How does the cruise industry recover and regain its momentum?
“Since the cruise industry pivoted from passenger shipping to leisure cruising in the 1970s, cruise lines have not faced a full-scale halt of operations like they face today due to the Coronavirus pandemic,” said Robert J. Kwortnik, an associate professor at Cornell University’s Hotel School, who studies tourism with a focus on the leisure cruise industry. “This situation truly is unprecedented, which means the response to it will have to be unprecedented as well.”
First, the cruise companies need to secure the finances needed to keep the core operations running – which they’re already doing. Kwortnik said they also need to prepare logistically for re-crewing ships when they are ready to resume sailing, especially with travel restrictions and severely reduced numbers of flights.
They’ll also have to figure out how to weed out sick passengers and disembark ill and healthy guests if the need ever arises again, he said. It likely will mean more detailed health forms before boarding and thermal scans to check temperatures.
“Stronger or different health screenings may become the new normal for the cruise industry, much like the more involved TSA screenings implemented after the 9/11 tragedy in the United States,” Kwortnik said.
Flexible cancellation policies also may be required so people don’t lose all they paid if they cancel at the last minute due to illness. “Reducing, and ideally eliminating, the possibility of sick passengers getting on a cruise ship will require both more vigilance at the port and the removal of disincentives for ill travelers to show up at the port in the first place,” he said.
But the biggest challenge likely will be convincing people to take a cruise. Steeply discounted fares will help, at least with avid cruisers eager to return to the seas. But many travelers will need to be convinced that ships are disinfected and clean.
“Veteran cruisers know how seriously cruise lines take onboard cleaning and hand-washing to minimize the threat of norovirus. But coronavirus is very different,” Kwortnik said. “Moreover, the important new-to-cruise segment doesn’t have experience with the extraordinary sanitation measures used by cruise lines to minimize the threat of illness spreading onboard. While it’s reasonable for the cruise lines to be reluctant to discuss a common objection to cruising — the fear of getting sick — it may now be necessary to move the question of health/sanitation more front and center as part of a public awareness campaign, especially for travel agents and the new-to-cruise market.”
In fact, Crystal Cruises released a video by President and CEO Tom Wolber, in which he said the luxury line enhanced cleaning and sanitizing protocols for ships, terminals and vehicles transporting guests. Carnival Cruise Line also detailed its more rigorous cleaning standards on its website.
When cruising does resume, travel advisors will be essential in helping the cruise industry recover, just as they were in building the industry since the 1970s.
“Travel agents may never have been more important to the cruise industry than now. Agents will be key sources of information for cruise education as the cruise lines make operational changes to protect passenger safety, and of course for information about cruises sailing again, itinerary changes, reservation and cancelation changes, etc.,” Kwortnik said. “Communicating and incentivizing the travel trade will be vital to the industry’s reemergence. Travel agents are trusted by their clients, and this trust will be critical as travelers decide if and when it’s safe to cruise for the first time or to cruise again.

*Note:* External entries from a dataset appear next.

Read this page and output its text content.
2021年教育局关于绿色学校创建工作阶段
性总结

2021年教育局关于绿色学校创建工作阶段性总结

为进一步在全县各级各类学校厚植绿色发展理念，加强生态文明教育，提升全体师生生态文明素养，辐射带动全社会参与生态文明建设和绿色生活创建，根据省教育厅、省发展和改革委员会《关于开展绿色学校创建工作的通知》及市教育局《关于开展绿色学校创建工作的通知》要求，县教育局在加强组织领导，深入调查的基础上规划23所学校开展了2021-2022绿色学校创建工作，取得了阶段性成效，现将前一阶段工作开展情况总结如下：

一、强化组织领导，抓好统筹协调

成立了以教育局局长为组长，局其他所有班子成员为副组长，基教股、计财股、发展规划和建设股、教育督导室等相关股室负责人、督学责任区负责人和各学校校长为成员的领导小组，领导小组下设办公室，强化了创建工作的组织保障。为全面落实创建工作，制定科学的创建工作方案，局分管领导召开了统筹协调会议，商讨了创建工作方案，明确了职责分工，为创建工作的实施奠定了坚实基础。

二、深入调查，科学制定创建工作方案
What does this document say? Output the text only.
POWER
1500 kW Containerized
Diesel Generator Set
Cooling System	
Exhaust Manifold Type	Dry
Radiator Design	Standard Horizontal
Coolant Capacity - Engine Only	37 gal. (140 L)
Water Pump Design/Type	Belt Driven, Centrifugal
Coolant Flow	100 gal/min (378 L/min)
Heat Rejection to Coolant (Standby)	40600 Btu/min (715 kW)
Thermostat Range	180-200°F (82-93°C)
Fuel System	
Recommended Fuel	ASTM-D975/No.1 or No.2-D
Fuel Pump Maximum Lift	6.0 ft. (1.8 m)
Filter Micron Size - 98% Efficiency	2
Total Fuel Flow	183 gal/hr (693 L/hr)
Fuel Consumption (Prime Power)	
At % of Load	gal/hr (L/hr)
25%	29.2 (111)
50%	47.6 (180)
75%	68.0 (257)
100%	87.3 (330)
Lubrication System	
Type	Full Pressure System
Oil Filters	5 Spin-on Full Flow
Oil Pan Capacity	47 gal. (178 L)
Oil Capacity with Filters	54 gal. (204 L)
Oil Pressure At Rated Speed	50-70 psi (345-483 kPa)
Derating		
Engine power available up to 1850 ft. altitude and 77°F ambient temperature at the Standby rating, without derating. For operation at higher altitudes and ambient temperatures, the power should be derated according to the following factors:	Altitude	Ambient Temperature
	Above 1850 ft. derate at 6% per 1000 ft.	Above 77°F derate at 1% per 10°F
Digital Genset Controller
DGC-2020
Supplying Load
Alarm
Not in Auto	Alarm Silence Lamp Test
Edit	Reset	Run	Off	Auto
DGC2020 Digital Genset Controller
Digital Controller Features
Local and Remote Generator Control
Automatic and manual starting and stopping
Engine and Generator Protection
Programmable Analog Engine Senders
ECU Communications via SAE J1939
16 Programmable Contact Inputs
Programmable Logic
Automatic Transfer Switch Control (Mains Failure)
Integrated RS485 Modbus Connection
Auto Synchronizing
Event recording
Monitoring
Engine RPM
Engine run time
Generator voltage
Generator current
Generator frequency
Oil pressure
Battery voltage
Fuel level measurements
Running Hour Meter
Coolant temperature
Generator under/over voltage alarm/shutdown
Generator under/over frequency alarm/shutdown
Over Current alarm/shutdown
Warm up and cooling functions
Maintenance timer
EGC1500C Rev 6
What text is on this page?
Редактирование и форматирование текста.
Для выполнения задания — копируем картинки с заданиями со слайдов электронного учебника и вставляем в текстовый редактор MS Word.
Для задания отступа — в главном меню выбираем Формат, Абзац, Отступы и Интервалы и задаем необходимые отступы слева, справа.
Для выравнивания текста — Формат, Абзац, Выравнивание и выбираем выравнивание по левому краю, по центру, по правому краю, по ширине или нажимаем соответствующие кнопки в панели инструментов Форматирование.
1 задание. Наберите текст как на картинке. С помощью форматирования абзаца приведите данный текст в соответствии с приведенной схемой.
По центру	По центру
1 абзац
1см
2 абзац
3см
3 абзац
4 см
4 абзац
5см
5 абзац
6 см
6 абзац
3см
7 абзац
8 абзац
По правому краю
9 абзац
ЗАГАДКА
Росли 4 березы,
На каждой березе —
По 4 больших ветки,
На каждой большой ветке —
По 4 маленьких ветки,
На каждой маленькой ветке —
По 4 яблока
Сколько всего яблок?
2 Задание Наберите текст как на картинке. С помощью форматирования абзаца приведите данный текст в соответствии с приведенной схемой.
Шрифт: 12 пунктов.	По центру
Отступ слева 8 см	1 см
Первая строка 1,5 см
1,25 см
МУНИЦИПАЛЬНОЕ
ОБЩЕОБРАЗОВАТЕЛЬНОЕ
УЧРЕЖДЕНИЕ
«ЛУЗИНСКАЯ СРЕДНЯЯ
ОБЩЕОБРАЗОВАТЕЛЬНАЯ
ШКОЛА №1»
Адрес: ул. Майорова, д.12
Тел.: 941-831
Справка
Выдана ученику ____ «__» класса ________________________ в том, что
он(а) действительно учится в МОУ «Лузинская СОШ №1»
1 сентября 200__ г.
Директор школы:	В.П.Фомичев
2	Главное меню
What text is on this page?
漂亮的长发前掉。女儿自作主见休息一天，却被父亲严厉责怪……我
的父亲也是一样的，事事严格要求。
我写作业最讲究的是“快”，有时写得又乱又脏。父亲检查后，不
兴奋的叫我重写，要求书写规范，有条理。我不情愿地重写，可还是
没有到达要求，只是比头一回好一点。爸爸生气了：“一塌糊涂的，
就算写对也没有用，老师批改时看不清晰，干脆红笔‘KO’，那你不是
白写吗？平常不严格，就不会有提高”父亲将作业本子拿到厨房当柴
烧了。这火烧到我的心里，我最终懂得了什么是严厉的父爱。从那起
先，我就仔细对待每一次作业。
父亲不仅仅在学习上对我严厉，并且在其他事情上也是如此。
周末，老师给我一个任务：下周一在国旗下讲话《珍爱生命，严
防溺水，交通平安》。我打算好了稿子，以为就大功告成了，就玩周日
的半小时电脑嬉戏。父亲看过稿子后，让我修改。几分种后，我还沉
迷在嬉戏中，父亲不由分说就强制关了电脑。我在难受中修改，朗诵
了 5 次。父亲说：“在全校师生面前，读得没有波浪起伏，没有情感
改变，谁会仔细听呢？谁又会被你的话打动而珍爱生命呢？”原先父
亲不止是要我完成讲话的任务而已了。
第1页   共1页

“Cruising is an outstanding vacation value, and the industry will come out of this pandemic stronger and all the more focused on guest safety and security,” Kwortnik said. “There’s no reason travel agents shouldn’t be confident to continue selling cruises to their clients and to recommend cruises for customers who have never sailed before.”
As of publishing time for this story, the majority of cruise lines have suspended operations until the middle of May. The hope is that cruise lines will not need to push back voyages any further so the industry can regain the great momentum it had entering the new decade before the outbreak.